ExxonMobil, the former owner of the Torrance Refinery, the biggest user of electricity in the city, recently wired a check for $433,710, Colantuono said, and a company that supplies industrial gases paid about $17,000.
And, in general, utility user fees can be an important part of local budgets statewide. Take, for example, Whittier, which is part of a coalition involved in a separate SCE lawsuit. Utility user taxes there – not just electricity — are estimated to be $6.8 million for the current fiscal year, said Assistant City Manager Shannon DeLong.
“The UUT,” DeLong said, “helps to fund parks, safety and essential services to residents, businesses and property owners in Whittier.”
Colantuono, for his part, has filed two separate lawsuits — against SCE, and Pacific Gas and Electric — on behalf of a coalition of cities and counties in those companies’ service areas, based on the Torrance lawsuit. The second Edison lawsuit includes a coalition of more than 40 cities, most from Southern California. That coalition includes Carson, Gardena, Hermosa Beach, Lawndale and Whittier.
But those suits are on hold, pending a final resolution in the Torrance case.
Local governments, however, may face challenges to recouping the money — even if they ultimately prevail in court.
That’s because, under the appellate ruling in the Torrance case, they may have to get the money from customers. The potential underpayment also dates back several years and typical customers wouldn’t know they didn’t pay enough in taxes, Colantuono said.

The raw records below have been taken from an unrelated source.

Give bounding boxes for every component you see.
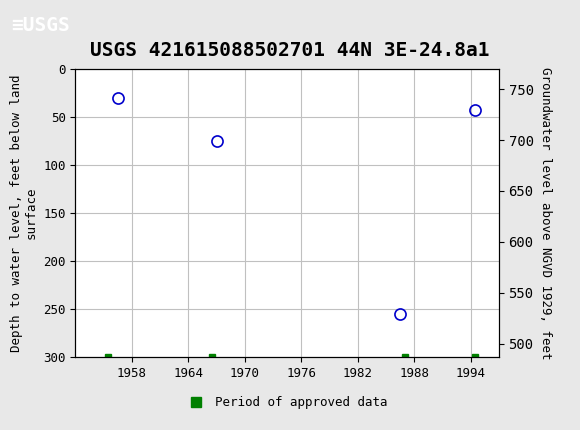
Text: ≡USGS: ≡USGS	[12, 16, 70, 35]
Y-axis label: Depth to water level, feet below land
surface: Depth to water level, feet below land su…	[10, 74, 38, 352]
Text: USGS 421615088502701 44N 3E-24.8a1: USGS 421615088502701 44N 3E-24.8a1	[90, 41, 490, 60]
Y-axis label: Groundwater level above NGVD 1929, feet: Groundwater level above NGVD 1929, feet	[539, 67, 552, 359]
Legend: Period of approved data: Period of approved data	[182, 391, 393, 414]
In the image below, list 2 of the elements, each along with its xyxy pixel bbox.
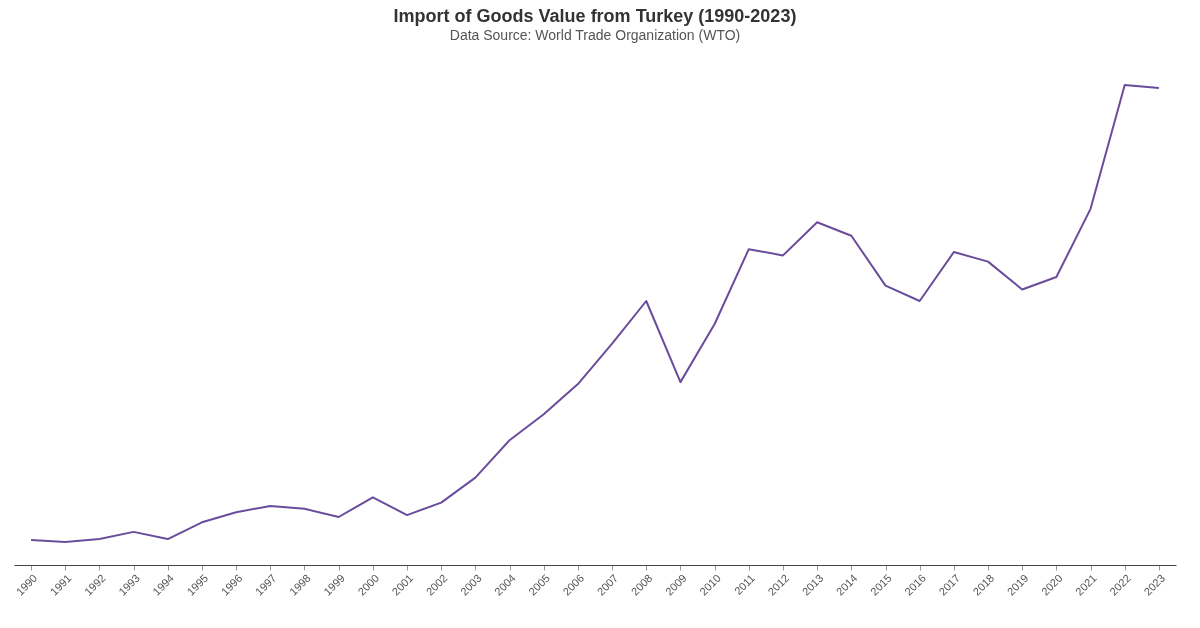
- chart-subtitle: Data Source: World Trade Organization (WTO): [449, 27, 741, 43]
- chart-title: Import of Goods Value from Turkey (1990-2023): [393, 6, 797, 26]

“It’s not going to be practical or perhaps politically wise to go chase small amounts from every electricity user,” he said. “You don’t go chase $25 with a lawyer.”
Torrance, for example, has yet to determine how it will try to get the unpaid portion of taxes from all of its energy consumers.
And it’s too early for other cities to say what they will do as well.
Hermosa Beach’s city attorney, for example, said that while the coastal town is staying up-to-date on the litigation, the City Council will ultimately have to decide on the next steps.
DeLong, in Whittier, said the same – though she added that the Torrance decision was crucial.
“Having this clarity from the court on the proper collection of the UUT,” she said, “is important moving forward.”
Colantuono, meanwhile, seemed to focus more on the largest energy consumers, who benefit most from the tax reduction.
“This scheme costs Edison nothing,” he said, “and allows it to reward its largest customers and to subsidize the price of its service, encouraging more power use in a state trying to conserve.”
Edison spokesman David Song, though, pushed back on that notion.
The utility company will continue ensuring “climate credits” – in other words, the rebates – get distributed to “customers in a fair and equitable manner,” he said.
“The company is committed to protecting its customers,” Song said, “from unnecessary costs that detract from the state’s goal to reduce harmful carbon emissions and a transition to a clean energy future.”